Remember back in February, when the popularity of the Green New Deal was putting pressure on Republicans to start saying marginally more true things about climate change--like, that it’s real? But then their response was to tout innovation, something GOP pollster and messaging Svengali Frank Luntz suggested back in 2002? And we were like, “hmm let’s not take these claims at face value?”
Or when, a couple months later, the fact that Republicans put Garret Graves (R-LA) as ranking minority member of the House Climate Crisis Committee was supposedly a sign that there may be a shift in the GOP, since Graves nominally accepts the reality of climate change? And we were like “uh maybe not so much…?”
And then what about how the Chamber of Commerce revised its climate change statement, leading to reporting suggesting it was shifting its position, and we suggested that if that were true the Chamber should confess to what it’s done?

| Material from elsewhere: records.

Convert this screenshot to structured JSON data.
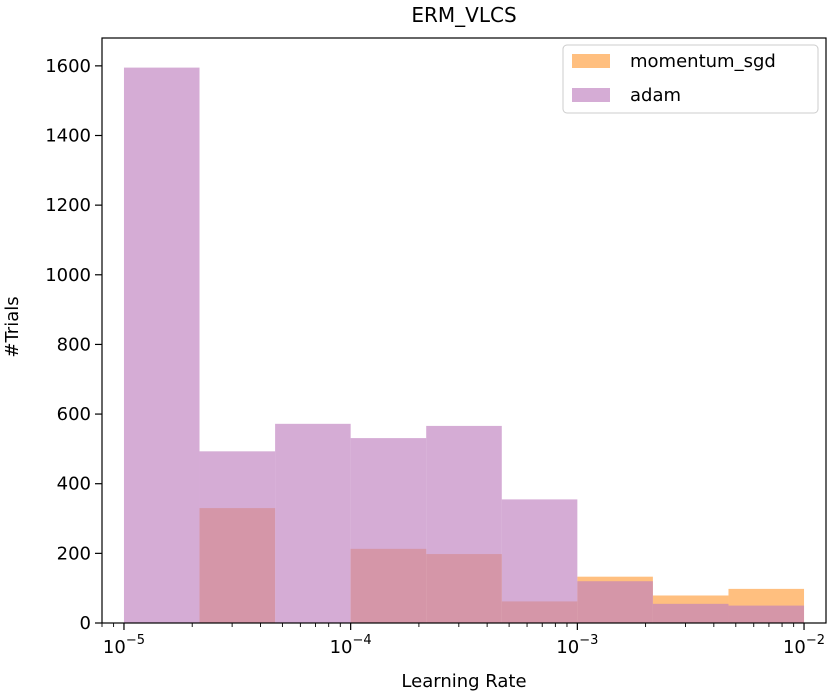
{
  "chart_data": {
    "type": "bar",
    "title": "ERM_VLCS",
    "xlabel": "Learning Rate",
    "ylabel": "#Trials",
    "xscale": "log",
    "xlim": [
      8e-06,
      0.0125
    ],
    "ylim": [
      0,
      1680
    ],
    "yticks": [
      0,
      200,
      400,
      600,
      800,
      1000,
      1200,
      1400,
      1600
    ],
    "xticks": [
      {
        "value": 1e-05,
        "base": "10",
        "exp": "−5"
      },
      {
        "value": 0.0001,
        "base": "10",
        "exp": "−4"
      },
      {
        "value": 0.001,
        "base": "10",
        "exp": "−3"
      },
      {
        "value": 0.01,
        "base": "10",
        "exp": "−2"
      }
    ],
    "bin_edges": [
      1e-05,
      2.154e-05,
      4.642e-05,
      0.0001,
      0.0002154,
      0.0004642,
      0.001,
      0.002154,
      0.004642,
      0.01
    ],
    "legend_position": "top-right",
    "series": [
      {
        "name": "momentum_sgd",
        "color": "#ffbf7f",
        "opacity": 1.0,
        "values": [
          0,
          330,
          0,
          213,
          198,
          62,
          133,
          79,
          98
        ]
      },
      {
        "name": "adam",
        "color": "#bf7fbf",
        "opacity": 0.65,
        "values": [
          1595,
          493,
          572,
          531,
          566,
          355,
          120,
          55,
          50
        ]
      }
    ]
  }
}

Well, if anyone was under the happy delusion that the opponents to climate action were starting to change their tune--we hate to break it to you, but you’ve been had.
As E&E reported last week, the Chamber of Commerce may have changed its website, but it hasn’t changed its agenda. Instead, it’s sticking with its plan of defending polluters by inserting itself into litigation over the Trump Administration’s replacement for Obama’s Clean Power Plan. On one side of that fight are groups like the American Lung Association, who are arguing that Trump’s plan lets polluters off the hook and is therefore not a suitable or justifiable way to reduce carbon pollution. On the other side stands Trump’s polluter-appointed administration, and next to them is the Chamber of Commerce.
So some language on the website might’ve changed, but the Chamber’s agenda of attacking pollution reduction efforts remains the same.
Meanwhile, how about that Garret Graves? Is he steering the GOP towards the shores of climate reality, as sea level rise continues to literally eat away at his home state? Again, E&E gives lie to the idea that the GOP is softening its denial, this time by pointing out that the House committee hired Philip Rossetti. Who’s that, you ask?
Oh, just one of the CREEP-y authors of the “bogus” report claiming the Green New Deal would cost $93 trillion, a figure that even its authors acknowledge can’t possibly be accurate. As Rossetti’s co-author explained in an interview, they were just trying to spitball whether the GND would “cost tens of millions of dollars or tens of billions of dollars or tens of trillions of dollars” because it’s not about the exact cost but that “the order of magnitude matters the most.”
But obviously they didn’t give broad, order-of-magnitude results, that would honestly reflect the fundamental impossibility of accurately pricing out policies that haven’t been defined. No, instead they gave a very specific number that gives the illusion of precision. In other words, they knew what they were putting out was unreliable with a functionally infinite margin of error, but ran with it anyway.
Pretty much the definition of acting in bad faith.
If Graves and the GOP were even remotely serious about bucking the party’s fossil fuel donors and tackling climate change, a bare minimum first step would be not hiring someone with a proven track record of intentional deception on the issue.
If instead, they’re trying to avoid the polling pitfalls of being a denier by making sensible statements in public, but continuing to sabotage any real efforts at climate action behind the scenes, well, it’d probably look a lot like this.
Which is one of the many reasons why, as Dave Levitan explained recently in The New Republic, people like Frank Luntz who “helped break the world” should not now “be trusted to help fix it.”